Un phénomène visible dans d’autres pays en Europe et désormais bien ancré, grâce notamment aux nouvelles technologies. Les moins de 35 ans les utilisent intensivement dans les aspects les plus divers de leur existence. La gestion au quotidien de leurs comptes bancaires est entrée dans leurs habitudes, notamment par le biais d’applications mobiles sur smartphones, dont la conception leur rend la tâche moins fastidieuse, moins stressante, voire ludique. Leur utilisation pour faire fructifier leur épargne, même si elle est souvent modeste, apparaît donc comme la suite logique d’un usage digital initialement tourné vers les solutions de paiement.
Pour investir facilement en ligne, il vaut mieux disposer de produits simples. Ils existent : ce sont les ETF (exchange traded funds), pour lesquels les jeunes manifestent un grand engouement. Selon l’étude People & Money 2024 de BlackRock, qui s’intéresse au comportement des investisseurs actuels et potentiels dans les principaux marchés européens, un investisseur européen sur cinq possède un ETF, une proportion qui monte à 24 pour cent chez les jeunes investisseurs (âgés de 18 à 34 ans) contre 19 pour cent chez les plus de 35 ans.
Pas compliqués (ils ne nécessitent pas de connaissances financières approfondies) très variés et peu coûteux, les ETF sont bien adaptés aux transactions en ligne. Selon l’étude, 81 pour cent des Européens qui en détiennent les ont souscrits directement via une plateforme d’investissement en ligne (celle de leur banque pour 37 pour cent, une autre pour 44 pour cent). Par ailleurs, une enquête réalisée dans six pays de l’UE pour le compte du courtier allemand Scalable Capital a montré que les jeunes investisseurs plébiscitent les plans d’accumulation, des mécanismes qui permettent d’investir dans un produit financier de manière régulière. 42 pour cent des 25-34 ans, contre 32 pour cent des plus de 55 ans détiennent un tel plan. La formule aurait permis de quadrupler le taux d’épargne des 18-24 ans au cours des dernières années. Pour le directeur de Scalable, les jeunes « saisissent les opportunités du numérique pour faire travailler leur petit capital et atteindre les mêmes objectifs que leurs aînés, qui s’appuyaient sur une gestion professionnelle des actifs nécessitant de grandes quantités de capital et entraînant des coûts importants ».
Les régulateurs suivent de près la tendance, surtout depuis qu’une étude sur les applications mobiles de deux grandes banques allemandes a montré que l’utilisation de smartphones augmente des deux tiers la probabilité d’acheter des actifs risqués. En France, pour vérifier l’hypothèse selon laquelle la dimension ludique de l’investissement accroît la prise de risque, l’Autorité des marchés financiers (AMF) a demandé au Laboratoire d’économie expérimentale de l’Université de Strasbourg de réaliser une expérience en finance comportementale.
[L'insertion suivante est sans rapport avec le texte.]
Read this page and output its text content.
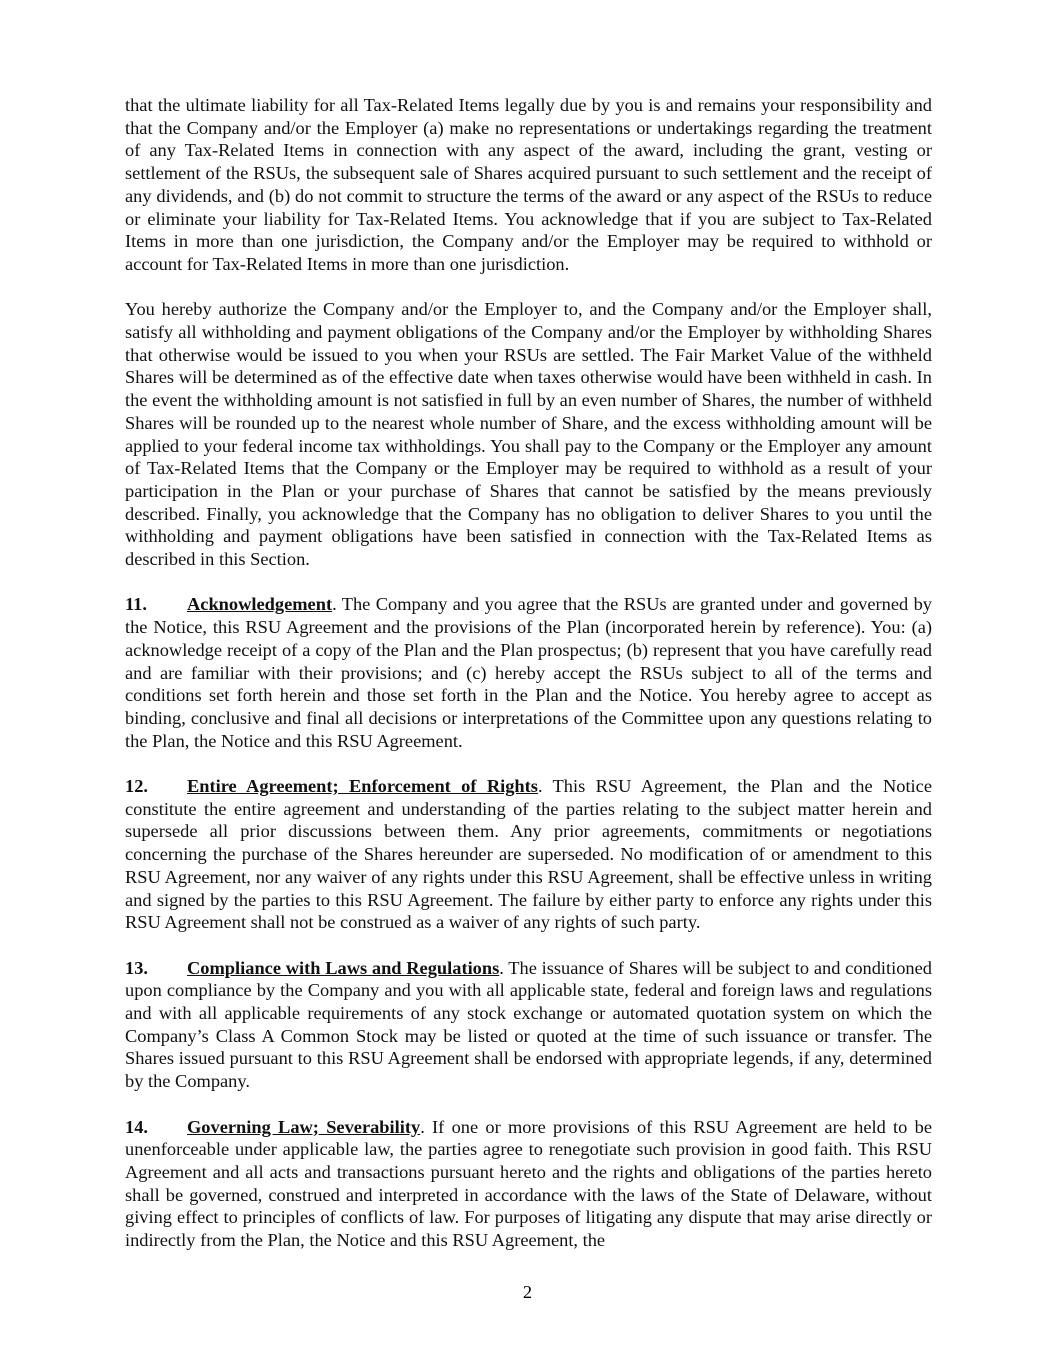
that the ultimate liability for all Tax-Related Items legally due by you is and remains your responsibility and that the Company and/or the Employer (a) make no representations or undertakings regarding the treatment of any Tax-Related Items in connection with any aspect of the award, including the grant, vesting or settlement of the RSUs, the subsequent sale of Shares acquired pursuant to such settlement and the receipt of any dividends, and (b) do not commit to structure the terms of the award or any aspect of the RSUs to reduce or eliminate your liability for Tax-Related Items. You acknowledge that if you are subject to Tax-Related Items in more than one jurisdiction, the Company and/or the Employer may be required to withhold or account for Tax-Related Items in more than one jurisdiction.

You hereby authorize the Company and/or the Employer to, and the Company and/or the Employer shall, satisfy all withholding and payment obligations of the Company and/or the Employer by withholding Shares that otherwise would be issued to you when your RSUs are settled. The Fair Market Value of the withheld Shares will be determined as of the effective date when taxes otherwise would have been withheld in cash. In the event the withholding amount is not satisfied in full by an even number of Shares, the number of withheld Shares will be rounded up to the nearest whole number of Share, and the excess withholding amount will be applied to your federal income tax withholdings. You shall pay to the Company or the Employer any amount of Tax-Related Items that the Company or the Employer may be required to withhold as a result of your participation in the Plan or your purchase of Shares that cannot be satisfied by the means previously described. Finally, you acknowledge that the Company has no obligation to deliver Shares to you until the withholding and payment obligations have been satisfied in connection with the Tax-Related Items as described in this Section.

11. Acknowledgement. The Company and you agree that the RSUs are granted under and governed by the Notice, this RSU Agreement and the provisions of the Plan (incorporated herein by reference). You: (a) acknowledge receipt of a copy of the Plan and the Plan prospectus; (b) represent that you have carefully read and are familiar with their provisions; and (c) hereby accept the RSUs subject to all of the terms and conditions set forth herein and those set forth in the Plan and the Notice. You hereby agree to accept as binding, conclusive and final all decisions or interpretations of the Committee upon any questions relating to the Plan, the Notice and this RSU Agreement.

12. Entire Agreement; Enforcement of Rights. This RSU Agreement, the Plan and the Notice constitute the entire agreement and understanding of the parties relating to the subject matter herein and supersede all prior discussions between them. Any prior agreements, commitments or negotiations concerning the purchase of the Shares hereunder are superseded. No modification of or amendment to this RSU Agreement, nor any waiver of any rights under this RSU Agreement, shall be effective unless in writing and signed by the parties to this RSU Agreement. The failure by either party to enforce any rights under this RSU Agreement shall not be construed as a waiver of any rights of such party.

13. Compliance with Laws and Regulations. The issuance of Shares will be subject to and conditioned upon compliance by the Company and you with all applicable state, federal and foreign laws and regulations and with all applicable requirements of any stock exchange or automated quotation system on which the Company’s Class A Common Stock may be listed or quoted at the time of such issuance or transfer. The Shares issued pursuant to this RSU Agreement shall be endorsed with appropriate legends, if any, determined by the Company.

14. Governing Law; Severability. If one or more provisions of this RSU Agreement are held to be unenforceable under applicable law, the parties agree to renegotiate such provision in good faith. This RSU Agreement and all acts and transactions pursuant hereto and the rights and obligations of the parties hereto shall be governed, construed and interpreted in accordance with the laws of the State of Delaware, without giving effect to principles of conflicts of law. For purposes of litigating any dispute that may arise directly or indirectly from the Plan, the Notice and this RSU Agreement, the

2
Le test s’est déroulé au printemps 2023 auprès de 366 étudiants de différentes disciplines, mis en situation d’investissement. Les participants, dotés d’une somme initiale de 22 euros à utiliser au cours de seize sessions, devaient choisir la proportion investie en actifs risqués et celle conservée sans risque. Ils avaient par ailleurs la possibilité de copier automatiquement les décisions du participant ayant obtenu la meilleure performance au cours des périodes précédentes. Il s’agissait principalement d’examiner l’impact de différents types de stimulus de « gamification » reprenant les codes des jeux vidéo (trophées ou confettis virtuels) sur la prise de risque dans les décisions financières de jeunes investisseurs.
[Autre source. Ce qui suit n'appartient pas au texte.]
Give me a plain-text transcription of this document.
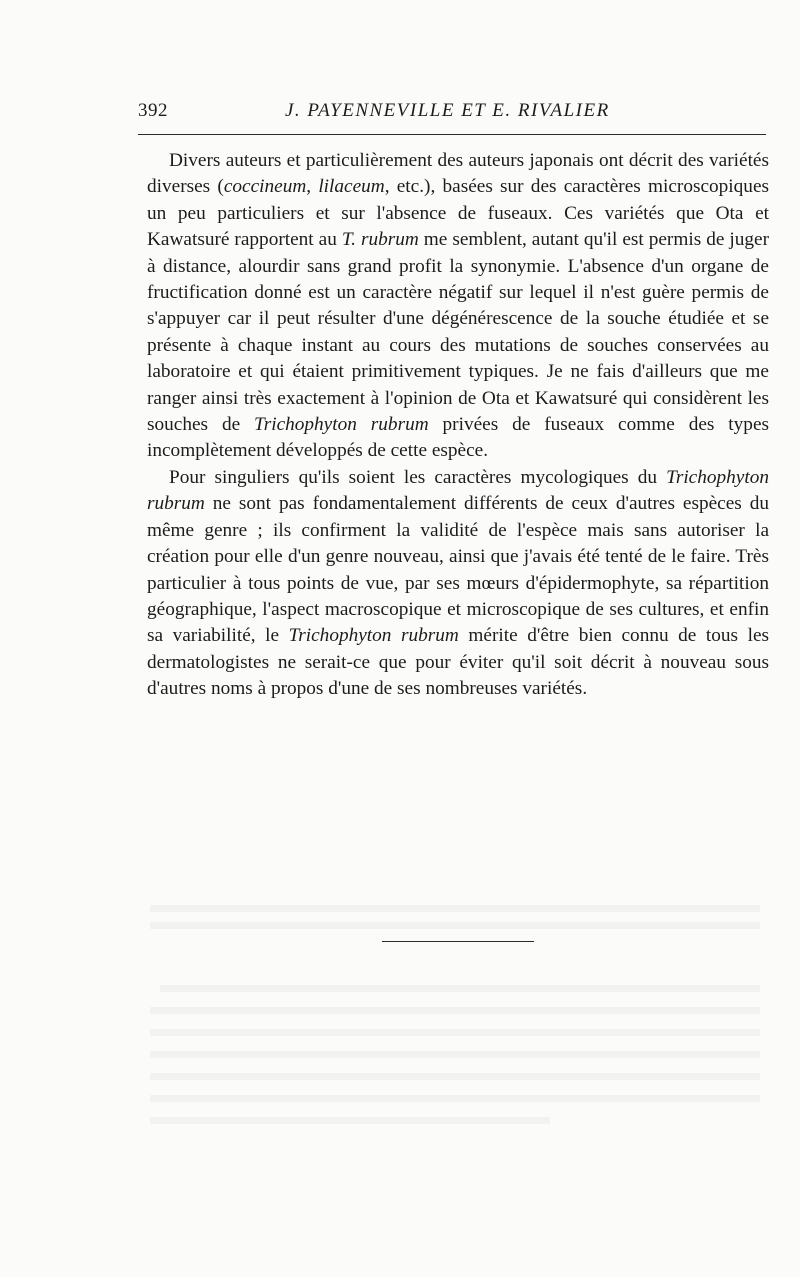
392	J. PAYENNEVILLE ET E. RIVALIER

Divers auteurs et particulièrement des auteurs japonais ont décrit des variétés diverses (coccineum, lilaceum, etc.), basées sur des caractères microscopiques un peu particuliers et sur l'absence de fuseaux. Ces variétés que Ota et Kawatsuré rapportent au T. rubrum me semblent, autant qu'il est permis de juger à distance, alourdir sans grand profit la synonymie. L'absence d'un organe de fructification donné est un caractère négatif sur lequel il n'est guère permis de s'appuyer car il peut résulter d'une dégénérescence de la souche étudiée et se présente à chaque instant au cours des mutations de souches conservées au laboratoire et qui étaient primitivement typiques. Je ne fais d'ailleurs que me ranger ainsi très exactement à l'opinion de Ota et Kawatsuré qui considèrent les souches de Trichophyton rubrum privées de fuseaux comme des types incomplètement développés de cette espèce.

Pour singuliers qu'ils soient les caractères mycologiques du Trichophyton rubrum ne sont pas fondamentalement différents de ceux d'autres espèces du même genre ; ils confirment la validité de l'espèce mais sans autoriser la création pour elle d'un genre nouveau, ainsi que j'avais été tenté de le faire. Très particulier à tous points de vue, par ses mœurs d'épidermophyte, sa répartition géographique, l'aspect macroscopique et microscopique de ses cultures, et enfin sa variabilité, le Trichophyton rubrum mérite d'être bien connu de tous les dermatologistes ne serait-ce que pour éviter qu'il soit décrit à nouveau sous d'autres noms à propos d'une de ses nombreuses variétés.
Les résultats révèlent une augmentation de la prise de risque lorsque les participants reçoivent un trophée valorisant l’investissement risqué, et inversement une diminution lorsque le trophée récompense l’épargne sans risque. Ainsi le pouvoir d’incitation des trophées symboliques joue un rôle important dans le changement de comportement vis-à-vis du risque. En revanche, la stimulation par l’affichage de confettis accompagnés de messages d’encouragement ou de félicitations sur l’écran ne produit pas d’effet significatif. Il ressort également que vingt pour cent des participants ont choisi le copy trading (copie des décisions du plus performant). Cette possibilité a favorisé la prise de risque chez tous les participants, y compris ceux qui n’en ont pas fait usage. Autre résultat intéressant : les femmes ont montré une moindre réceptivité aux éléments de « gamification », mais une tendance plus forte au mimétisme.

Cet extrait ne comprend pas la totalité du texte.